Noise. The company asked for up to 50 dB at the property edge. This is unreasonable since that noise level is like continuous light traffic in a shore area that is pristine and extremely quiet at night. People pay big bucks for ocean frontage to hear ocean waves beating on shore, not the growl of a 50,000 horsepower gas turbine. However, the company said it would go to great lengths to quiet it down, but stopped short of saying it would be whisper quiet on the properties edge.

Yet, it should be relatively easy to be that quiet and more by first doing the muffling suggested by the project, and maybe a little more for good measure. Plus, installing a tall sound-absorbing wall around the noisy part of the complex (like those used along interstate highways) should make the noise portion almost inaudible at property edge, especially considering the size of the property and the masking effect of waves breaking on the shore. Thus, the noise problem has a simple and inexpensive solution.

Concluding remarks. Now you see the project’s problems. Property values are not being guaranteed in the affected area, fishermen aren’t getting the technology they need so that fishing habitat and methods are unaffected, the project size is too large as it is being presented, the noise specifications and recommended noise infrastructure are not convincing. In addition, these days all major projects should do risk management planning for terrorist acts.

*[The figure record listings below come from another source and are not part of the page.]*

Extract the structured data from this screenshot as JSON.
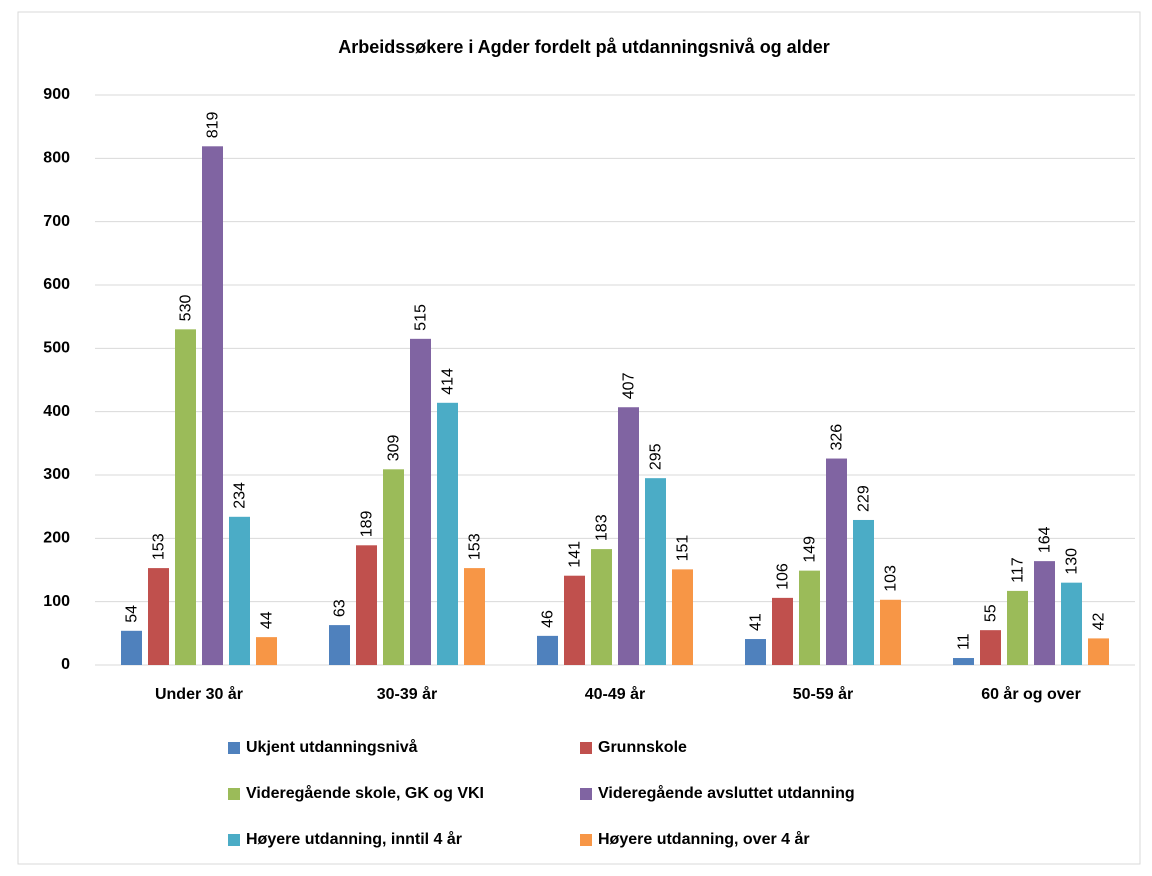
{
  "chart_data": {
    "type": "bar",
    "title": "Arbeidssøkere i Agder fordelt på utdanningsnivå og alder",
    "categories": [
      "Under 30 år",
      "30-39 år",
      "40-49 år",
      "50-59 år",
      "60 år og over"
    ],
    "series": [
      {
        "name": "Ukjent utdanningsnivå",
        "color": "#4f81bd",
        "values": [
          54,
          63,
          46,
          41,
          11
        ]
      },
      {
        "name": "Grunnskole",
        "color": "#c0504d",
        "values": [
          153,
          189,
          141,
          106,
          55
        ]
      },
      {
        "name": "Videregående skole, GK og VKI",
        "color": "#9bbb59",
        "values": [
          530,
          309,
          183,
          149,
          117
        ]
      },
      {
        "name": "Videregående avsluttet utdanning",
        "color": "#8064a2",
        "values": [
          819,
          515,
          407,
          326,
          164
        ]
      },
      {
        "name": "Høyere utdanning, inntil 4 år",
        "color": "#4bacc6",
        "values": [
          234,
          414,
          295,
          229,
          130
        ]
      },
      {
        "name": "Høyere utdanning, over 4 år",
        "color": "#f79646",
        "values": [
          44,
          153,
          151,
          103,
          42
        ]
      }
    ],
    "ylim": [
      0,
      900
    ],
    "yticks": [
      0,
      100,
      200,
      300,
      400,
      500,
      600,
      700,
      800,
      900
    ],
    "grid": true,
    "legend": "bottom"
  }
}
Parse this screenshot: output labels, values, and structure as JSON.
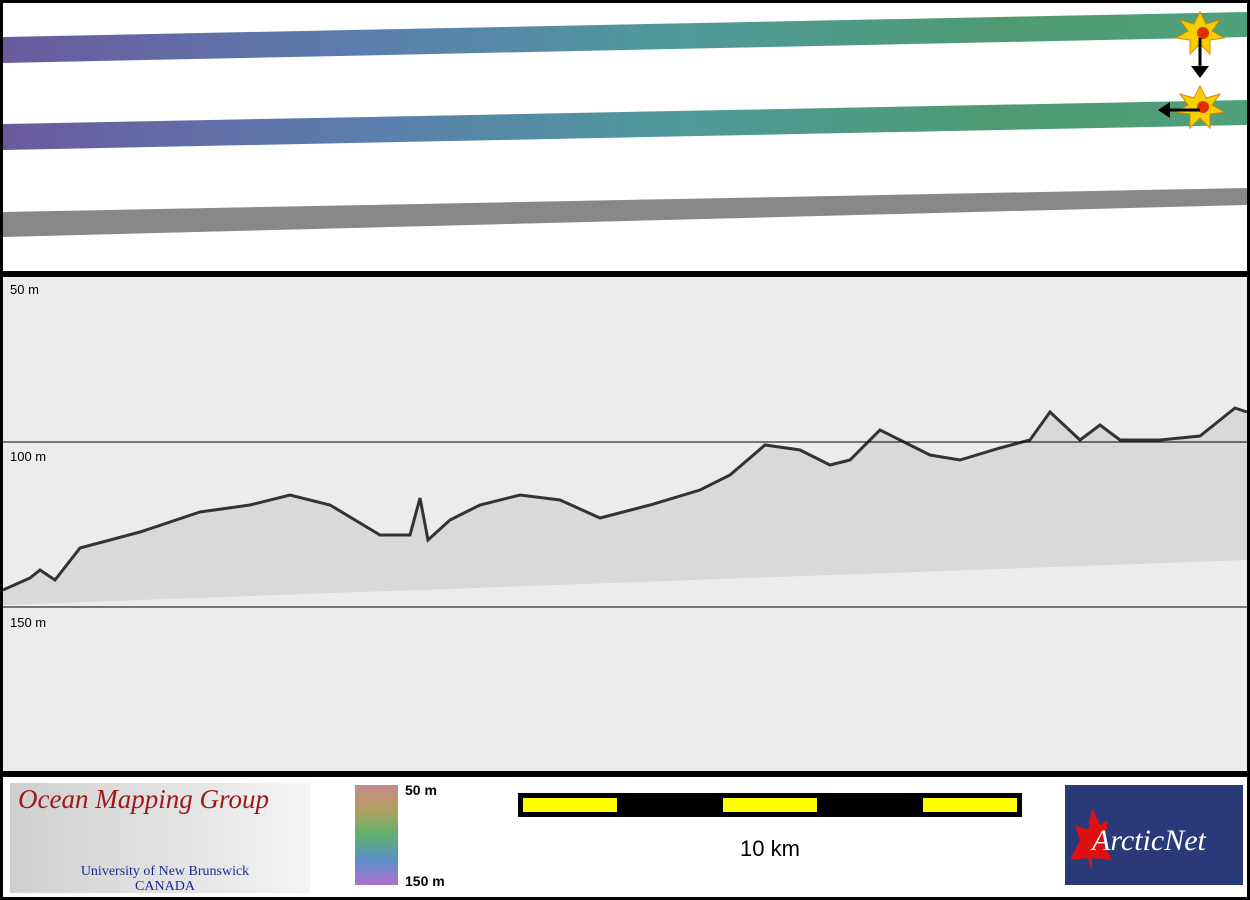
{
  "profile": {
    "depth_labels": [
      "50 m",
      "100 m",
      "150 m"
    ]
  },
  "footer": {
    "logo": {
      "title": "Ocean Mapping Group",
      "university": "University of New Brunswick",
      "country": "CANADA"
    },
    "colorbar": {
      "top": "50 m",
      "bottom": "150 m"
    },
    "scale_bar": {
      "label": "10 km"
    },
    "partner": {
      "name": "ArcticNet"
    }
  }
}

If developers of future LNG terminal projects take the time to get to know the needs of the community where they want to build and come up with reasonable solutions for the project’s local impact, like the ones listed above, such projects would have a much better chance of approval by local citizens. Indeed, opposition groups would have minimal justification to get started. I know of only one fisherman affected by the project who claims he has an open mind now, so it’s going to be an uphill battle to convince the rest.

Facing a potentially hostile voting public, developers have asked for and received permission to delay the vote. There is still time for Harpswell citizens to become convinced to vote for the project. The local community recognizes LNG as a national imperative to help minimize the expected natural gas shortage. But for the developers to succeed in their goal, they will have to meet the public halfway.